И зарыдала еще сильнее, так горько и бурно, что его рубаха стала мокра от ее слез.
— Все кончено, маленький Фома, все кончено… Ах, как страшно… Отпусти меня.
— Что кончено?
— Наше… не важно.
Он поставил ее на ноги, точно большую куклу. Она на миг пошатнулась, припав к его плечу, потом выпрямилась.
— Пусти меня, — сказала она чужим голосом. — Так или иначе, для меня все кончено. Для нас… Теперь я буду драться, а ты будешь петь. Иди за мной, маленький бард…

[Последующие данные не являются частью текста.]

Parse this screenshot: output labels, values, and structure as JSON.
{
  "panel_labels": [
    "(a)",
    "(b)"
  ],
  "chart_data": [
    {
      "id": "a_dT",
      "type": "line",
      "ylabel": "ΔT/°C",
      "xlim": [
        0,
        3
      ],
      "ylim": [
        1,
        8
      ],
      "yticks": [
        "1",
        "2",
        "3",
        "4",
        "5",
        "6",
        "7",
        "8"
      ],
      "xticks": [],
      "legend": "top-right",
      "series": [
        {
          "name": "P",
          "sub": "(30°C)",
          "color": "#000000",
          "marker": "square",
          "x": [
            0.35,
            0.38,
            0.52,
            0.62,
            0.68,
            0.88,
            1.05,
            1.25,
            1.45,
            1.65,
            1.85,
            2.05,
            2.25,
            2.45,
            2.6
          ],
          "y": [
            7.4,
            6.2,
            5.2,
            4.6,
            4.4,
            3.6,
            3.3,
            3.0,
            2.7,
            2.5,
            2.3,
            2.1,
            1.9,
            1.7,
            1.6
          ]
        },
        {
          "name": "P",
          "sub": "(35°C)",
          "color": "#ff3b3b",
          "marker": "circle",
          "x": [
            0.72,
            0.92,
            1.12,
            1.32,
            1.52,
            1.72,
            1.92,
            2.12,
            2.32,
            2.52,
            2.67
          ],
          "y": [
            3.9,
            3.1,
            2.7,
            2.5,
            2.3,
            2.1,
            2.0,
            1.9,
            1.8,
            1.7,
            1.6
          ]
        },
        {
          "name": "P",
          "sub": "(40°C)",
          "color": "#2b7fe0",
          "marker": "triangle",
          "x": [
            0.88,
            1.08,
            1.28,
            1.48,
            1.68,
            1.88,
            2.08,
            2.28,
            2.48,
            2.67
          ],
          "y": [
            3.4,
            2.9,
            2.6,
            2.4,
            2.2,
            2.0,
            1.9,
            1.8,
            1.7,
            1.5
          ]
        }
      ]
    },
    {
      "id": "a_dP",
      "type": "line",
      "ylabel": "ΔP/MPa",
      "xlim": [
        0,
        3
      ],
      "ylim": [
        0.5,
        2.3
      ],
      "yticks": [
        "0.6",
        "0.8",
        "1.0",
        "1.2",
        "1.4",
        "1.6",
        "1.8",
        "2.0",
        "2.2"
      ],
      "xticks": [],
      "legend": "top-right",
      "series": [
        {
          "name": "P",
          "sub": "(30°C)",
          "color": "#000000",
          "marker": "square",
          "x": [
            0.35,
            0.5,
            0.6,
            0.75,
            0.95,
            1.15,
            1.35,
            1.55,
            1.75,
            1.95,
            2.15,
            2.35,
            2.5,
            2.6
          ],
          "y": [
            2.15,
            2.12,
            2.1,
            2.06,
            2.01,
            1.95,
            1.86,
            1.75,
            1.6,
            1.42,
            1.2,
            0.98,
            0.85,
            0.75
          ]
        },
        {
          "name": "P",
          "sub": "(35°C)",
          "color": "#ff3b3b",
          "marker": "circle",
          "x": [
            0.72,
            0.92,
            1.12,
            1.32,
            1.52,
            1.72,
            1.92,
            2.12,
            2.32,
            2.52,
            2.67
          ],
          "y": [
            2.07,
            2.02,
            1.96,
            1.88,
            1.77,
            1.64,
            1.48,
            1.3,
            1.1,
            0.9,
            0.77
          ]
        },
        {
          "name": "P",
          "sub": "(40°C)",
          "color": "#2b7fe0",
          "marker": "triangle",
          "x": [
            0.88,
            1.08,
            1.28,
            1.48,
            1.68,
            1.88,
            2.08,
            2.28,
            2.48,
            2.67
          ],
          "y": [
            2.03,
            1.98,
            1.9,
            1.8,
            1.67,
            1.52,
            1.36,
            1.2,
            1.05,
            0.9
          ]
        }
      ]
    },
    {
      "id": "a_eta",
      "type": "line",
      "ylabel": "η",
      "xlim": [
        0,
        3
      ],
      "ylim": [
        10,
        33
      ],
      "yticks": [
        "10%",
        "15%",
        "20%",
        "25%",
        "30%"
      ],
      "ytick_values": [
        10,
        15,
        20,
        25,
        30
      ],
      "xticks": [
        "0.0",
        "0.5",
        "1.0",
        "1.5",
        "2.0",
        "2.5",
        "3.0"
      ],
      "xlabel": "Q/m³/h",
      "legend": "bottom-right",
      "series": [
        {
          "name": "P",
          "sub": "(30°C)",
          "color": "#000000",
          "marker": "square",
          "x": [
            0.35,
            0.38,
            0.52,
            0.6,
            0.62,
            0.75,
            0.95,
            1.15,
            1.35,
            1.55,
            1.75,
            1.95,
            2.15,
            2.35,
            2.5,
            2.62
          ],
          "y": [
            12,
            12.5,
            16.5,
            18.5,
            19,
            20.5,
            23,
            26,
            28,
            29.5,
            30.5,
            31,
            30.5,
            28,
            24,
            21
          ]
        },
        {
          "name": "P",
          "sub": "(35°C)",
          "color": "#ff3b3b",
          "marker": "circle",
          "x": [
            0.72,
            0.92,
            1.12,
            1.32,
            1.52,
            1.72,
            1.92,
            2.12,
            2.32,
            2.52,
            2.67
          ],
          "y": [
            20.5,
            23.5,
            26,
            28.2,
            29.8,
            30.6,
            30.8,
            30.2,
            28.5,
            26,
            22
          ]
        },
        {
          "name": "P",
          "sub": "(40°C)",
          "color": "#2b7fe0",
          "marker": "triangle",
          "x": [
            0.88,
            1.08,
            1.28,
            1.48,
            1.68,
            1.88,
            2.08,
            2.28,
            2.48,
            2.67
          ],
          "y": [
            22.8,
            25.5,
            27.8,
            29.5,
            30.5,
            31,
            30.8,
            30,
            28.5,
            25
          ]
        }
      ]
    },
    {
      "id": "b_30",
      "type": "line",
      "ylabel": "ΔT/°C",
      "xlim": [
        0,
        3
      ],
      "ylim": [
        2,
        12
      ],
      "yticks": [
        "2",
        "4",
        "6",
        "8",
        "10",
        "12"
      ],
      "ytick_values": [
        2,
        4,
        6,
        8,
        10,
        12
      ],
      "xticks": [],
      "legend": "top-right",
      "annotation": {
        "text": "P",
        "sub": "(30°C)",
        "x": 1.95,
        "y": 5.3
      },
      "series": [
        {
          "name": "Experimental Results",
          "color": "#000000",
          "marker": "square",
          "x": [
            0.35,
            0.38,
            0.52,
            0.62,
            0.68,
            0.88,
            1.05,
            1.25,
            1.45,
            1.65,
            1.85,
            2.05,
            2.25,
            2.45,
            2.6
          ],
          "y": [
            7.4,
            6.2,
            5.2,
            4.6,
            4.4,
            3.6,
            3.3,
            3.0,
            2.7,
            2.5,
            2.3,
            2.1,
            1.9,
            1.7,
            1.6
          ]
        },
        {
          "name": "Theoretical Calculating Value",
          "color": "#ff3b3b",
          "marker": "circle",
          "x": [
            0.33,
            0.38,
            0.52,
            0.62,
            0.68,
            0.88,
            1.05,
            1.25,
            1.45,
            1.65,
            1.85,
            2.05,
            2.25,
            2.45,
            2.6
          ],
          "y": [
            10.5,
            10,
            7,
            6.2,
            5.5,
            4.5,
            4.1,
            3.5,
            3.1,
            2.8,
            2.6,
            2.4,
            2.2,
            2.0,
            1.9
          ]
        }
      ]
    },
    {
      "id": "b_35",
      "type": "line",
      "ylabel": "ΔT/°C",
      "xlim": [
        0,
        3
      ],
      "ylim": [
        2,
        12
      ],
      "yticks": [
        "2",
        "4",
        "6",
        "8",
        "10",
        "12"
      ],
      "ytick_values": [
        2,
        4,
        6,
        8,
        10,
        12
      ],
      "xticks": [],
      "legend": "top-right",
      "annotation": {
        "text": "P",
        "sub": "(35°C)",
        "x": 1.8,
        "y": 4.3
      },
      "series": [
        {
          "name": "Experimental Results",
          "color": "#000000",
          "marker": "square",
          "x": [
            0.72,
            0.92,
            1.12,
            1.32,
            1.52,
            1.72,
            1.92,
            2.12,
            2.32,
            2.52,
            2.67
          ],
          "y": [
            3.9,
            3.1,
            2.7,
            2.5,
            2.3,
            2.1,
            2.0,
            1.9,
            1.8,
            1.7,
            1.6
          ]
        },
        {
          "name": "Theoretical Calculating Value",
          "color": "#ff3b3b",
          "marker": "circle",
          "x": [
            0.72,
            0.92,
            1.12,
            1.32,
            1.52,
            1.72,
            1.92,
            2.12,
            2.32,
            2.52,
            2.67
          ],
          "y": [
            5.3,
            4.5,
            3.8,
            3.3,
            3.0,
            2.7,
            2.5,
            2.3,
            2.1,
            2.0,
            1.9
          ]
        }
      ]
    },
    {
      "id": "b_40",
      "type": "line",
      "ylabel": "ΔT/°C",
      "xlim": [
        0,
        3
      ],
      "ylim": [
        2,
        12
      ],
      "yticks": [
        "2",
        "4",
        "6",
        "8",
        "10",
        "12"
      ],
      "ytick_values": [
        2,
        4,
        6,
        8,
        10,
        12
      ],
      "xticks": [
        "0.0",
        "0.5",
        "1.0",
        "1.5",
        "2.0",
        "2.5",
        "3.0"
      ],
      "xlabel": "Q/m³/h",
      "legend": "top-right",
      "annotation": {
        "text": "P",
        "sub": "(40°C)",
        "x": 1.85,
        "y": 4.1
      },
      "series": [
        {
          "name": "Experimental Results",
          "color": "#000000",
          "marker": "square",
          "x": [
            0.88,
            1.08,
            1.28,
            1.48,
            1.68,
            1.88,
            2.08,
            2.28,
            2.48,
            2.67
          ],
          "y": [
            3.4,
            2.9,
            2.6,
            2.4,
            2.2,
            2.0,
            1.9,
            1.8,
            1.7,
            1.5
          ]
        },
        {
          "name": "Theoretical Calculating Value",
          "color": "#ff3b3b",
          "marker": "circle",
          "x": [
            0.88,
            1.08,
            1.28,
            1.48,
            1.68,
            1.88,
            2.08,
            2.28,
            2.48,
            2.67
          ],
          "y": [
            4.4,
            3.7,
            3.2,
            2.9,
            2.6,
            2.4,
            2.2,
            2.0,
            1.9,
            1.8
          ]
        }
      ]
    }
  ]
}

В ее нижних веках стояли слезы, скапливаясь, стекали по лицу, словно ртутные ручьи.
— А они? — Он кивнул в сторону лодок, пляшущих на темной воде.
— Они будут ждать, сколько надо. Никто не осмелится ступить ногой на берег запретного острова. Только бард.
Он разжал руки. Она сделала один неверный шаг, потом другой, пошатнулась, выпрямилась, обернулась, сказала: «Следуй за мной!» — и исчезла в зарослях. И он пошел за ней по отпечатавшейся в песке цепочке ее следов, крохотных и узких, словно ивовые листья.
* * *
Стайка прозрачных золотоглазок, стражей острова, вилась возле его головы.
Темный тоннель распахнулся, открыв себя в сплошной зеленой стене, и Фома, по-прежнему сопровождаемый облачком золотоглазок, вошел под его свод. И опять он увидел другое.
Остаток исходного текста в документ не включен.